Outlook on the dynamic behavior of an magnetorheological squeeze-mode damper prototype

Abstract

Magnetorheological dampers have been useful tools in research and real-life projects in areas related to vibration damping and vibration isolation. At the same time, research data indicate that their transient performance is influenced by electromagnetic circuit characteristics, driving electronics, control approach, and fluid’s own dynamics. When compared to standard flow mode (valve mode), device squeeze-mode magnetorheological hardware featuring a control gap of varying height according to prescribed force or displacement is further complicated by both complex dynamics of the fluid flow and the electromagnetic circuit. As such, the primary purpose of this article is to provide an outlook on dynamic aspects of magnetorheological dampers operating in squeeze mode. In this study, the authors examined the transient behavior of a prototype damper subjected to mechanical and electrical stimuli. In particular, the work includes a comparison of the experimental results obtained for a damper subjected to voltage step inputs (open loop) and controlled inputs (closed loop), respectively.
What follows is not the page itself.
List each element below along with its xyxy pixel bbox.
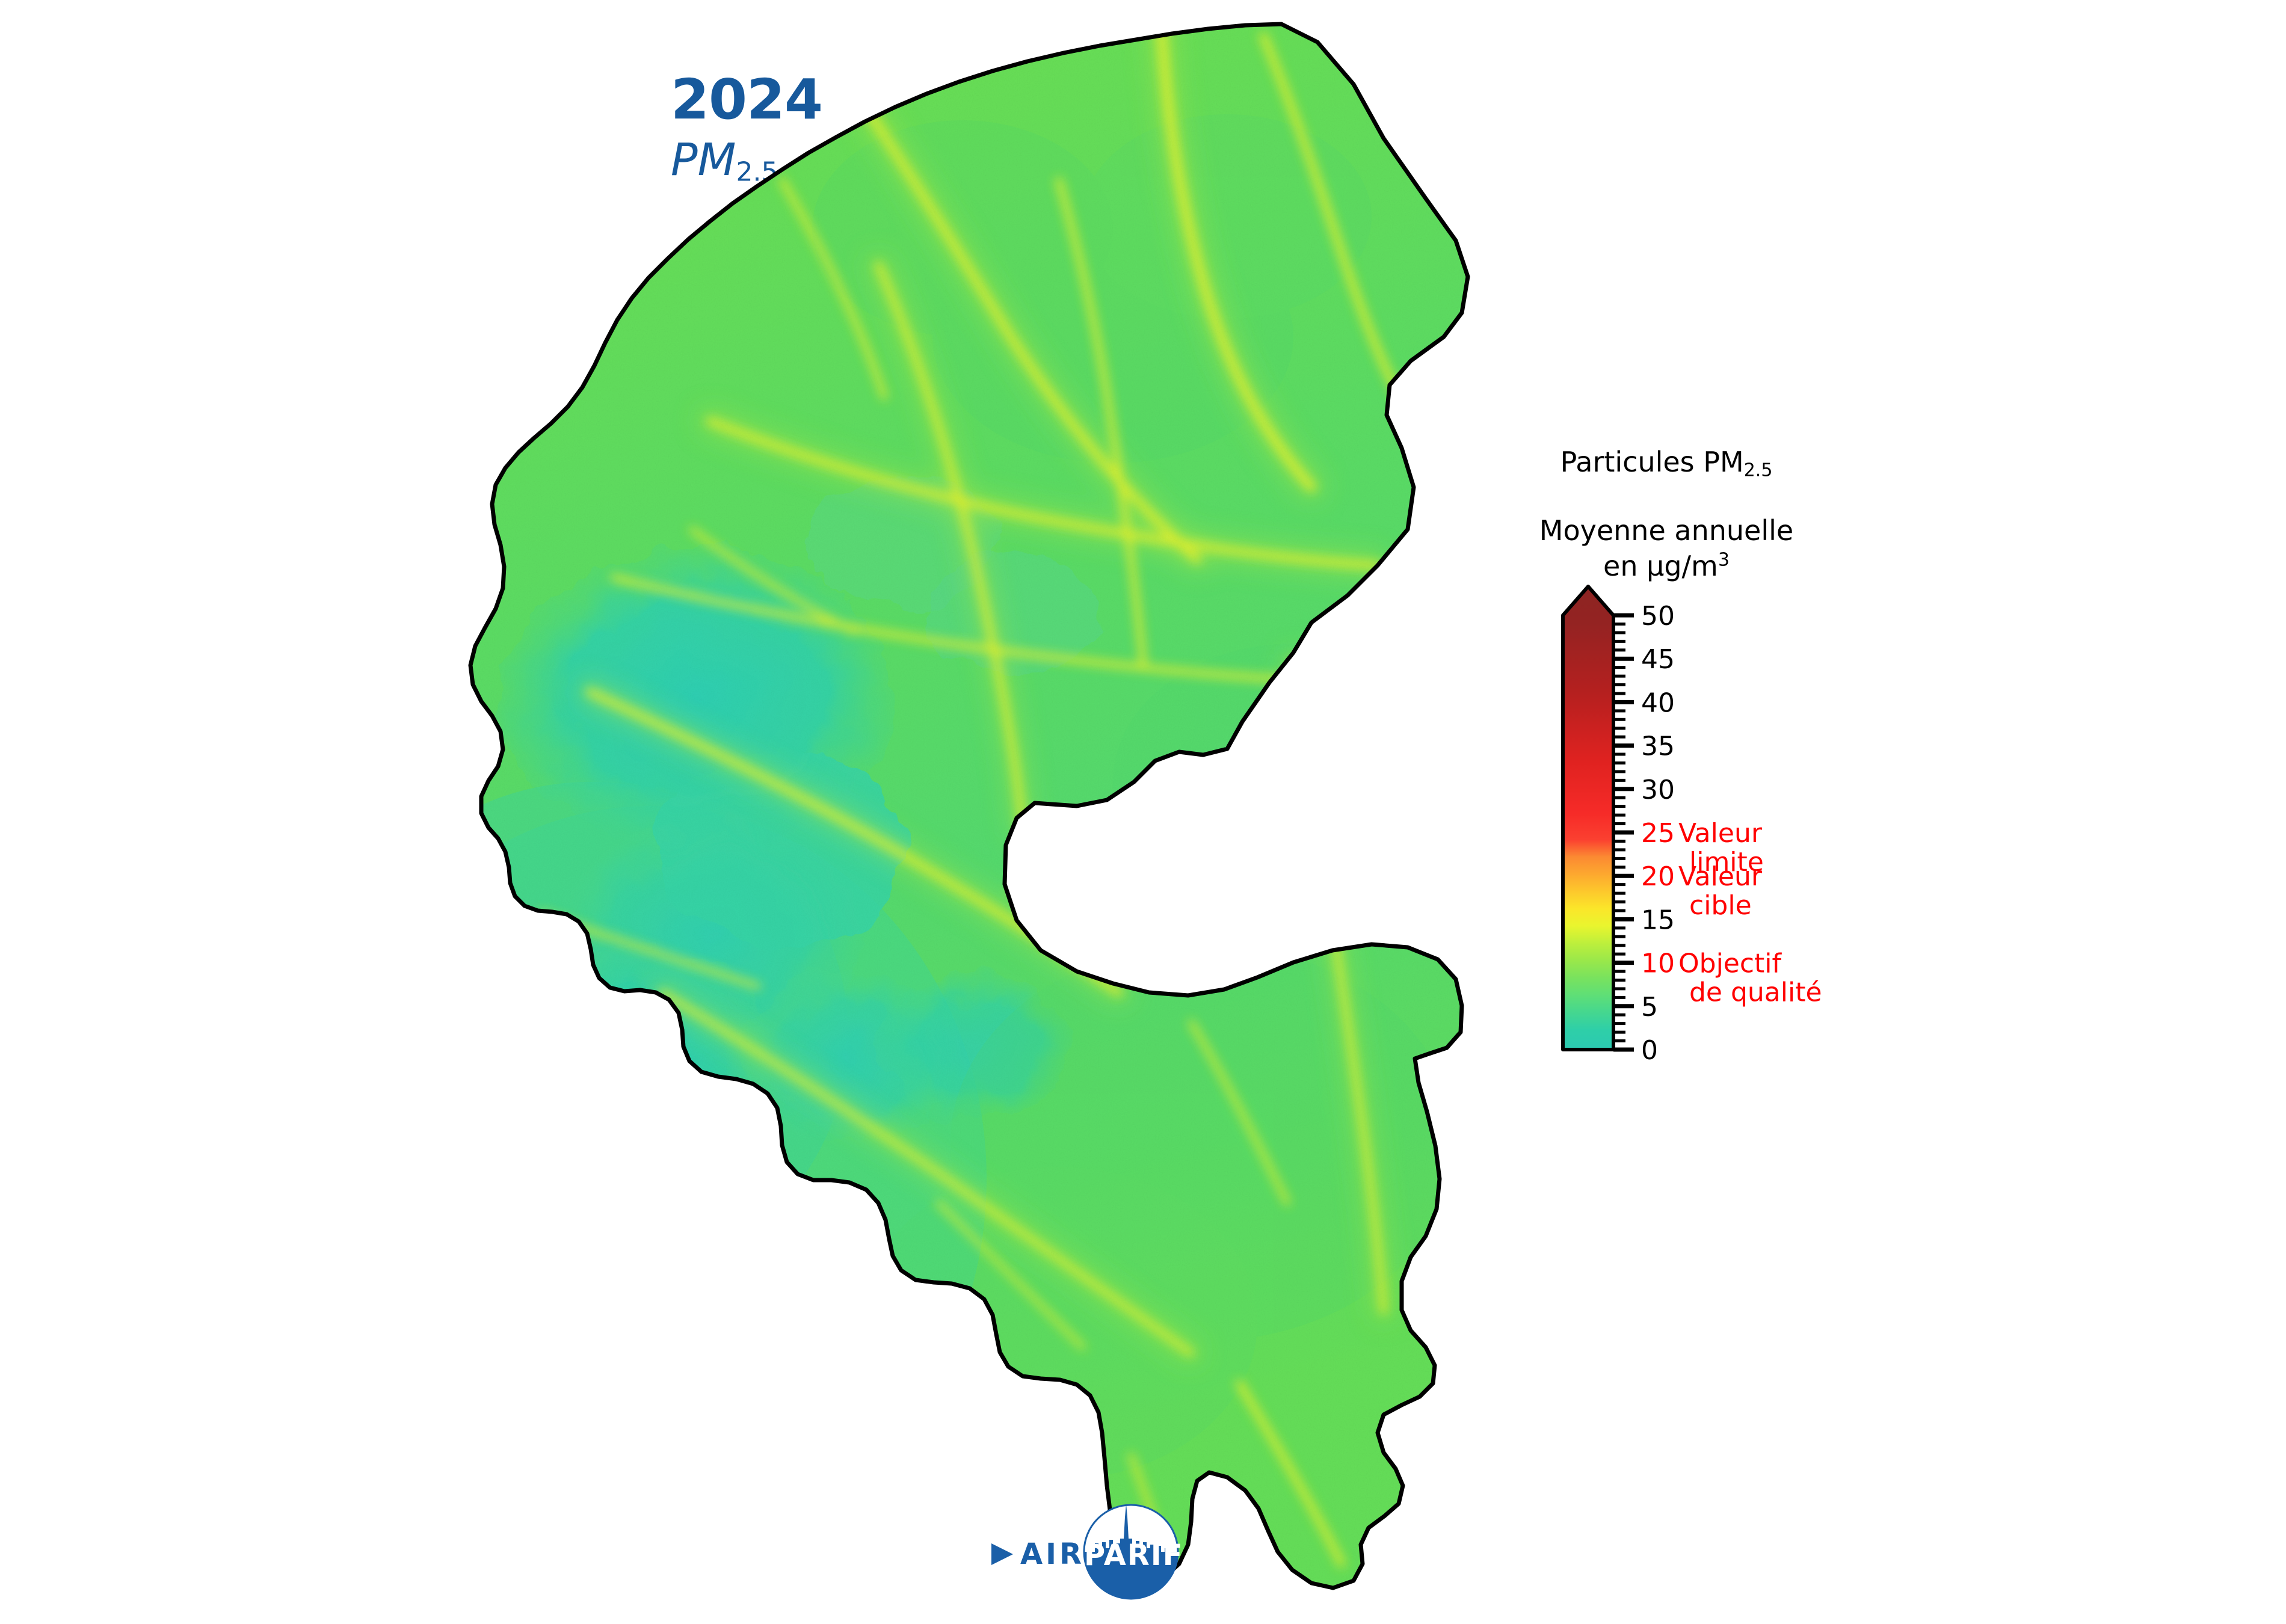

An attempt to extract magnetic flux data was performed, too. The results show that a proportional–integral–derivative controller allows for accelerating the current response time of the squeeze-mode actuator. However, observations of the flux preliminary data indicate that the transient performance of the device actuator is severely influenced by both piston position (control gap height) and current in the control coil. The results reveal that the electromagnetic circuit response is a major contributor to the actuator’s dynamics and a particular care needs to be undertaken in future projects to design an efficient magnetorheological squeeze-mode damper system.